529 plans appeal to investors by offering federal, and in some instances state, tax benefits. Whether the cumulative tax benefits of individual plans make one more attractive than another depends on an investor's circumstances.
A federal tax exemption on the growth and distribution of withdrawals that cover a beneficiaries' qualified education costs encourage saving for college. The potential tax-advantaged savings don't always stop there. Since college savers have no obligation to invest in their own state's plan, some states choose to entice residents to pick their home state's plan over other options by offering an additional state income-tax benefit. Whether that state income-tax benefit results in enough cost savings to merit staying in-state varies across the more than 80 plans available nationwide, and investors should to take a closer look at the possibilities.
State tax benefits come in a variety of shapes and sizes. Thirty-five states, including the District of Columbia, offer a state income tax benefit on contributions to a 529 plan. Most benefits come in the form of a tax deduction, which reduces taxable income, while Indiana, Oregon, Utah, and Vermont offer a tax credit that directly decreases the tax dollars owed. Minnesota gives investors a wider breadth of options by offering a choice between a tax credit or deduction of varying amounts. Exhibit 1 illustrates which states offer tax benefits. Tax parity is a less restrictive version of a tax deduction, so the dark blue tax-parity designation trumps the light blue tax deduction in our map.
Attractive Plans Across State Borders
Roughly 50% of the U.S. population resides in a state that doesn't offer state-specific tax incentives, either because it's a tax-parity state, a state with no income tax, or a state that doesn't offer a deduction or credit for staying in state. These investors have ultimate flexibility to shop around, free to choose a 529 plan without tax consequences.
While these investors have the most options, a universe of more than 80 plans might seem daunting to research. Morningstar Analyst Ratings are a good place to start: Morningstar analysts assign ratings across 61 plans, considering the plan's relative strength as an offering for investors nationwide. (Morningstar ratings do not consider state-specific incentives.) Currently, 14 529 plans receive an Analyst Rating of Gold or Silver. Exhibit 2 outlines the Gold and Silver-rated plans.

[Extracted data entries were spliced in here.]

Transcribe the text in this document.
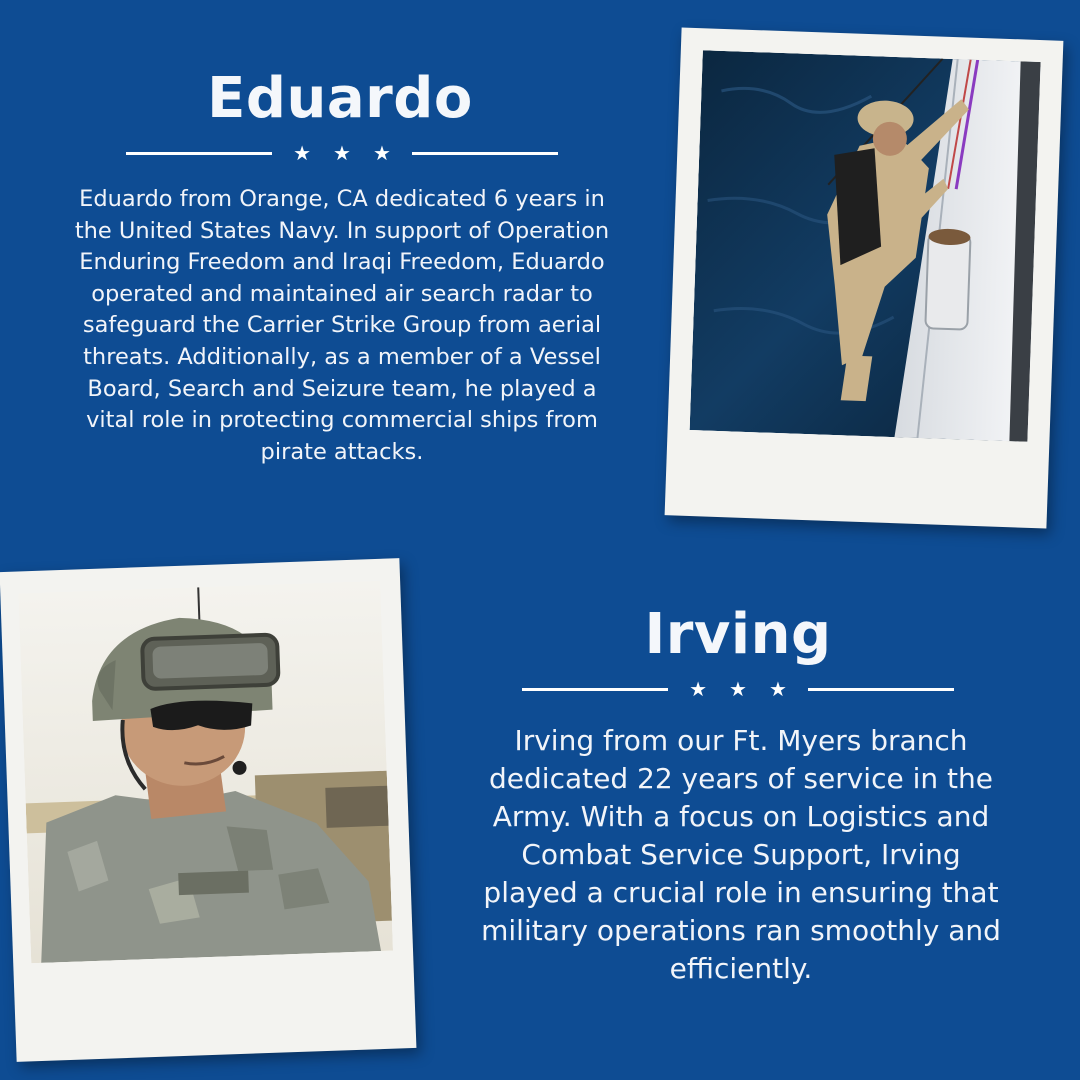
Eduardo
★ ★ ★

Eduardo from Orange, CA dedicated 6 years in the United States Navy. In support of Operation Enduring Freedom and Iraqi Freedom, Eduardo operated and maintained air search radar to safeguard the Carrier Strike Group from aerial threats. Additionally, as a member of a Vessel Board, Search and Seizure team, he played a vital role in protecting commercial ships from pirate attacks.

Irving
★ ★ ★

Irving from our Ft. Myers branch dedicated 22 years of service in the Army. With a focus on Logistics and Combat Service Support, Irving played a crucial role in ensuring that military operations ran smoothly and efficiently.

Do Your State Tax Benefits Outweigh Your Plan's Fees?
Meanwhile, state-specific tax benefits complicate the picture for investors. It helps to understand the potential value of the benefit. Since they vary widely from state to state, we evaluated whether it was possible to cover the average expense ratio of a plan's age-based portfolios with each state's available state-specific tax benefits (assuming both stay constant), and if so, how long that advantage lasts.
Tax benefits typically start off covering the full balance of a plan's fees when assets are low, but the annual cost in dollars charged by the plan increases as the account balance grows, whereas tax savings are capped based on the size of contributions. Eventually, the balance may grow to the point where fees charged are greater than the tax benefit. We assumed a family of four with a $70,000 income per year contributed $100 each month per child, or $2,400 a year. We also assumed each state's highest marginal state tax rate for the family's income level and an annual 6% return on investment. Across all plans, we assumed investors chose the age-based portfolios and took an average expense ratio across the plans' tracks to find the average price of each plan. When states offer more than one direct or advisor plan, we considered the one with the higher Analyst Rating.

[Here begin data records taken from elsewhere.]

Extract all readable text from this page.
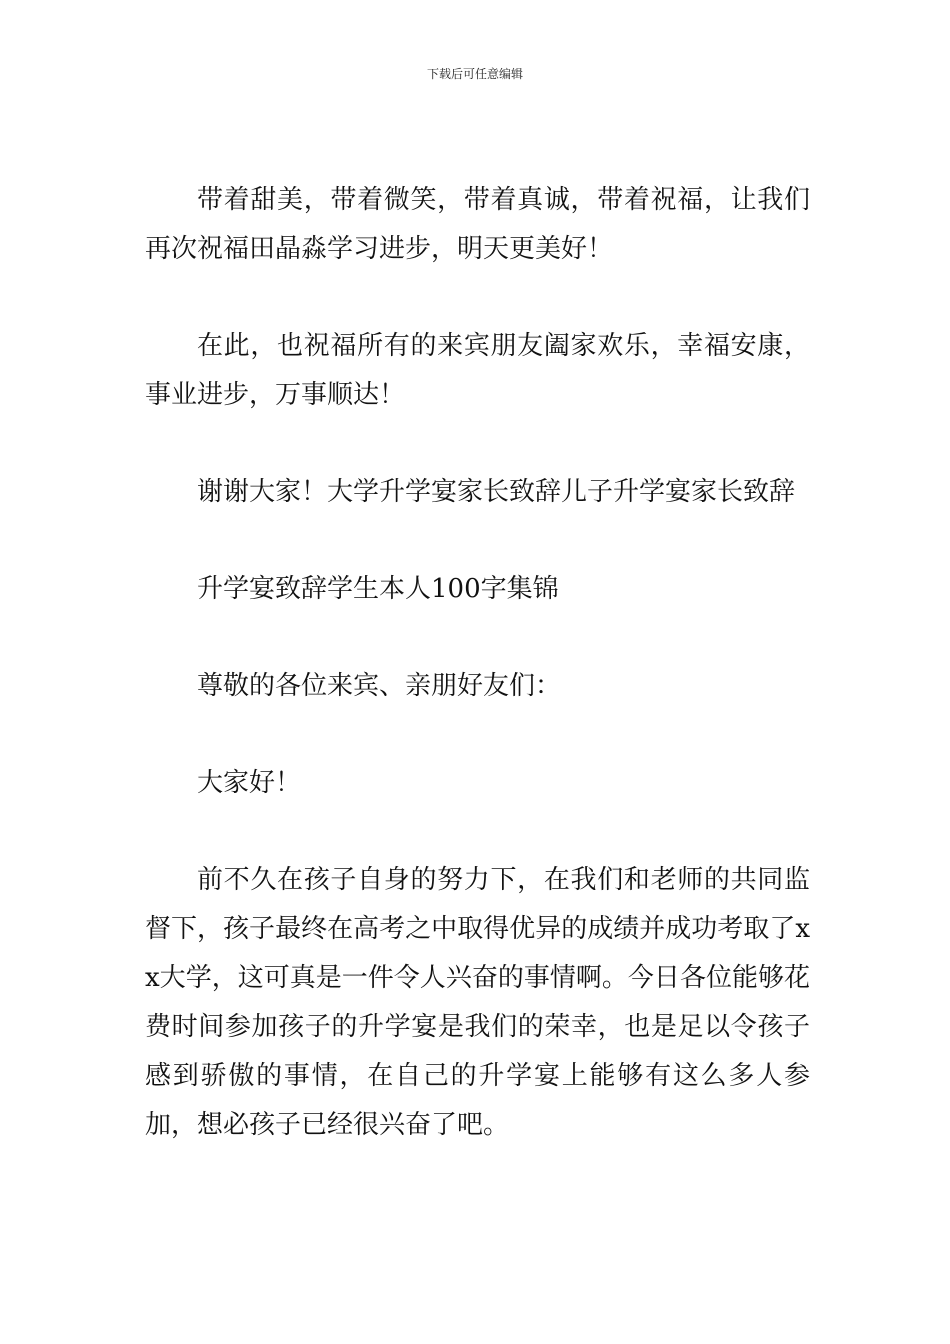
下载后可任意编辑

带着甜美，带着微笑，带着真诚，带着祝福，让我们再次祝福田晶淼学习进步，明天更美好！

在此，也祝福所有的来宾朋友阖家欢乐，幸福安康，事业进步，万事顺达！

谢谢大家！大学升学宴家长致辞儿子升学宴家长致辞

升学宴致辞学生本人100字集锦

尊敬的各位来宾、亲朋好友们：

大家好！

前不久在孩子自身的努力下，在我们和老师的共同监督下，孩子最终在高考之中取得优异的成绩并成功考取了xx大学，这可真是一件令人兴奋的事情啊。今日各位能够花费时间参加孩子的升学宴是我们的荣幸，也是足以令孩子感到骄傲的事情，在自己的升学宴上能够有这么多人参加，想必孩子已经很兴奋了吧。
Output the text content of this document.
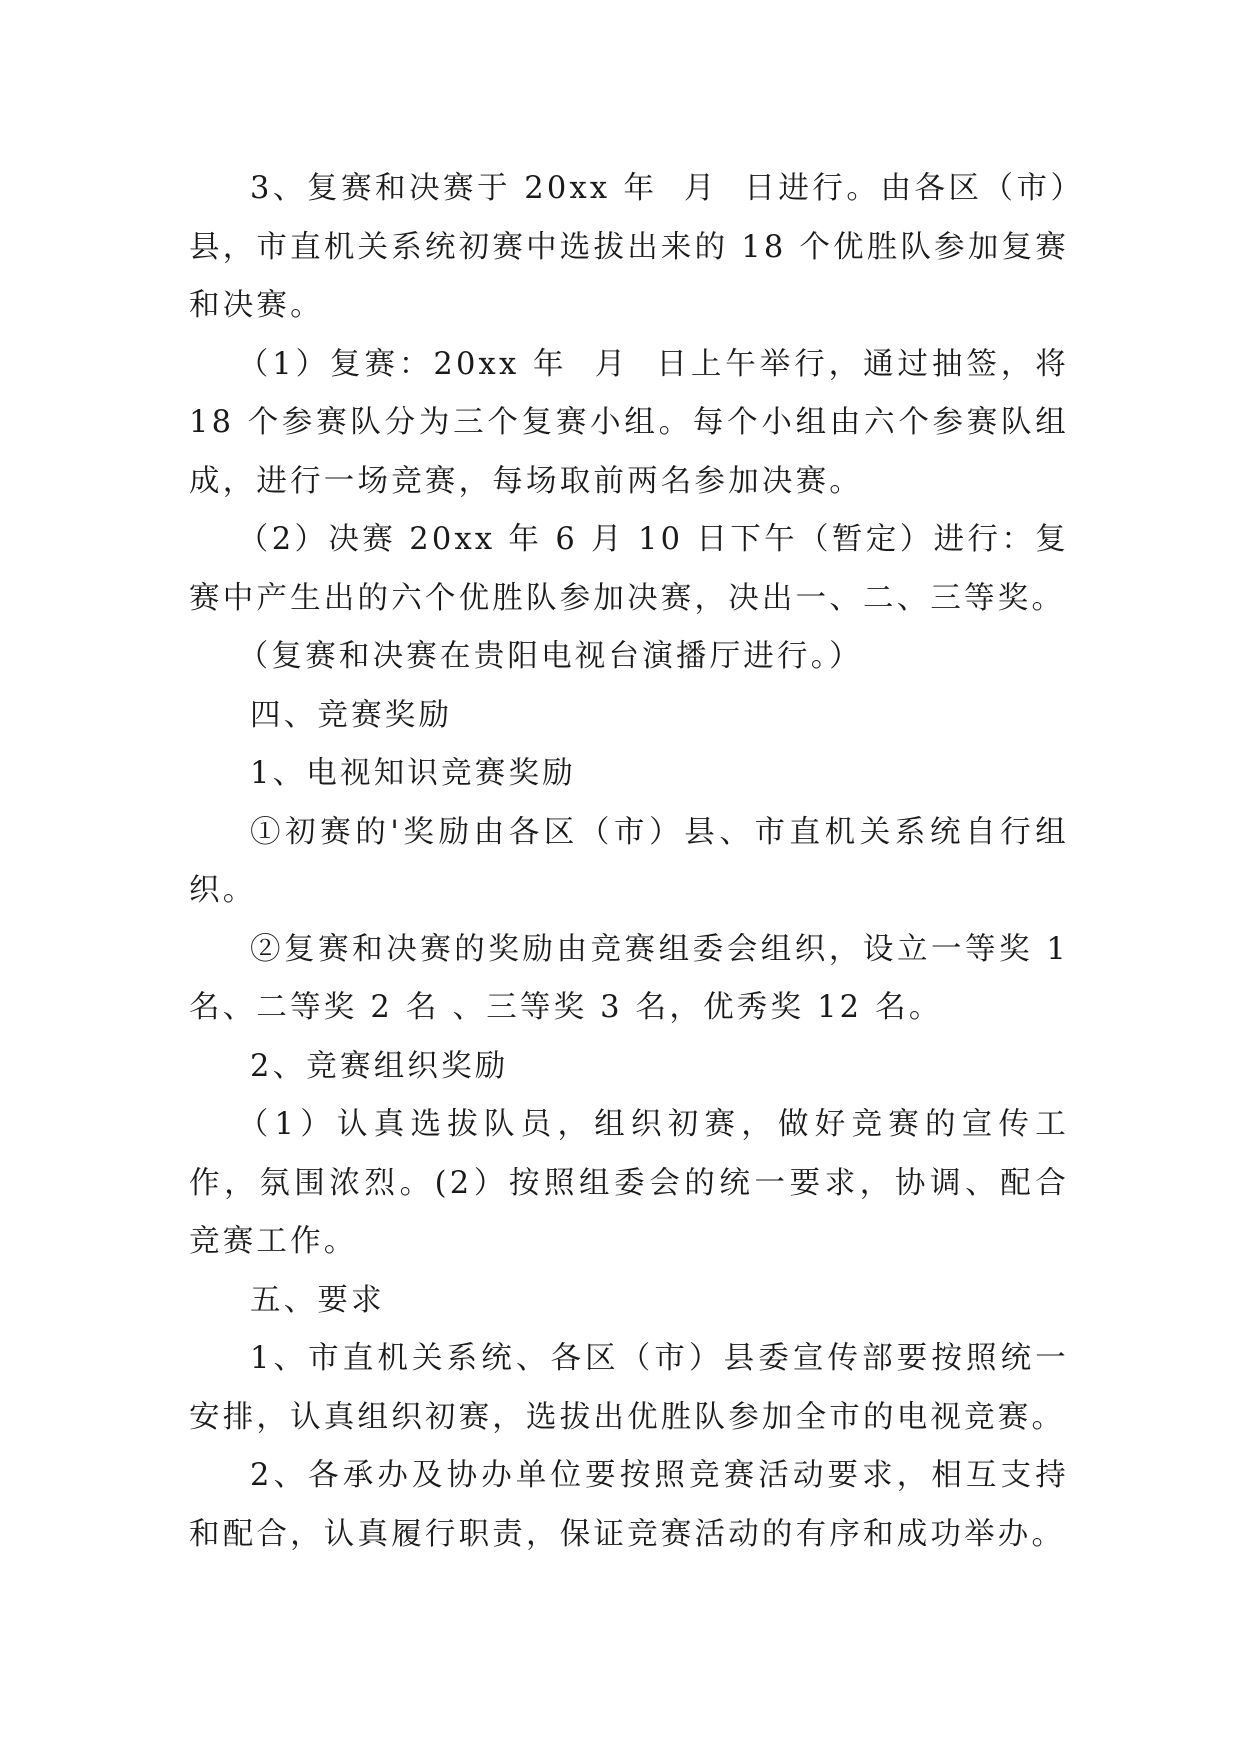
3、复赛和决赛于 20xx 年  月  日进行。由各区（市）县，市直机关系统初赛中选拔出来的 18 个优胜队参加复赛和决赛。

（1）复赛：20xx 年  月  日上午举行，通过抽签，将 18 个参赛队分为三个复赛小组。每个小组由六个参赛队组成，进行一场竞赛，每场取前两名参加决赛。

（2）决赛 20xx 年 6 月 10 日下午（暂定）进行：复赛中产生出的六个优胜队参加决赛，决出一、二、三等奖。

（复赛和决赛在贵阳电视台演播厅进行。）

四、竞赛奖励

1、电视知识竞赛奖励

①初赛的'奖励由各区（市）县、市直机关系统自行组织。

②复赛和决赛的奖励由竞赛组委会组织，设立一等奖 1 名、二等奖 2 名 、三等奖 3 名，优秀奖 12 名。

2、竞赛组织奖励

（1）认真选拔队员，组织初赛，做好竞赛的宣传工作，氛围浓烈。(2）按照组委会的统一要求，协调、配合竞赛工作。

五、要求

1、市直机关系统、各区（市）县委宣传部要按照统一安排，认真组织初赛，选拔出优胜队参加全市的电视竞赛。

2、各承办及协办单位要按照竞赛活动要求，相互支持和配合，认真履行职责，保证竞赛活动的有序和成功举办。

In 23 states, including the District of Columbia, the tax benefit covered the cost of fees in the state's direct-sold plan for 11 years or more. Our prior research showed that most individuals don't start investing in a 529 plan until the beneficiary is more than 7 years old. Given our assumptions, investors in these 23 states would have their entire expense ratio covered while saving for college. Exhibit 3 outlines each state's annual tax savings and how long a plan's tax benefits pay for its fees.
Investors living in states with generous tax benefits have even more compelling financial incentives to stay within their states. For example, residents of Indiana receive a tax credit of 20% of contributions up to $5,000 with a maximum credit of $1,000. This covers the cost for its direct-sold and advisor-sold plans for 18 and 17 years, respectively. Oregon also baits residents with an attractive tax credit to stay in state. Joint fillers receive a state income tax credit up to $300, which would cover the cost of its direct-sold plan for 18 years.

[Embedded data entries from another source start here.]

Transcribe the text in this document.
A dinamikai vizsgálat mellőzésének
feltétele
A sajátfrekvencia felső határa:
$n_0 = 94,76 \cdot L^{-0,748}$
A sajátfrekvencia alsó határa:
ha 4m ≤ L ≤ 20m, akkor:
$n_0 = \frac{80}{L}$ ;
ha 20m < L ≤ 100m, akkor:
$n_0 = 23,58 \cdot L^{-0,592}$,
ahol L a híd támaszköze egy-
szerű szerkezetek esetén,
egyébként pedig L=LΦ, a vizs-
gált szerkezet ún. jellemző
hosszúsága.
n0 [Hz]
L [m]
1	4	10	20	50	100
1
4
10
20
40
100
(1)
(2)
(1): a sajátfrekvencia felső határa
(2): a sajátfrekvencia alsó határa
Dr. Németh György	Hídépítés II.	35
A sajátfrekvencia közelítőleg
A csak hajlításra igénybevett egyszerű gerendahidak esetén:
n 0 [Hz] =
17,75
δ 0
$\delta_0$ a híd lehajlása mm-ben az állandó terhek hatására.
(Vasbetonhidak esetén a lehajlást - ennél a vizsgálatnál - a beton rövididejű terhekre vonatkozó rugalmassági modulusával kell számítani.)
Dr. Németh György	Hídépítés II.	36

Advisor-sold plans tend to come at a higher price tag than their direct-sold counterparts, dimming the effects of a state tax benefit. For example, even Oregon's generous tax credit only covers nine years of its advisor-sold plan.
Should You Stay or Should You Go?
While they are a durable predictor of future net-of-fee-results, lower costs do not always guide investors to the perfect plan. Morningstar's methodology assigns a 30% weight to the Price Pillar, and analysts consider three additional pillars that are critical to evaluate the merit of the plan: People (measuring the strength of the plan's investment resources), Process (determining whether there is a repeatable and thoughtful asset-allocation process), and Parent (signifying robust oversight).
Plans that are rated Gold, Silver, or Bronze typically receive a rating of Above Average or High across at least two of the four pillar assessments. In most cases, investors who have an in-state plan that's a Morningstar Medalist with a meaningful tax benefit probably do not need to look elsewhere. Even Neutral-rated plans may have merit if the state-specific tax benefits cover investments for a long stretch and the plan is otherwise sensibly constructed. But even when states offer investors a zero-cost plan, if it earns an overall low rating, investors should carefully weigh all their options before committing their education savings.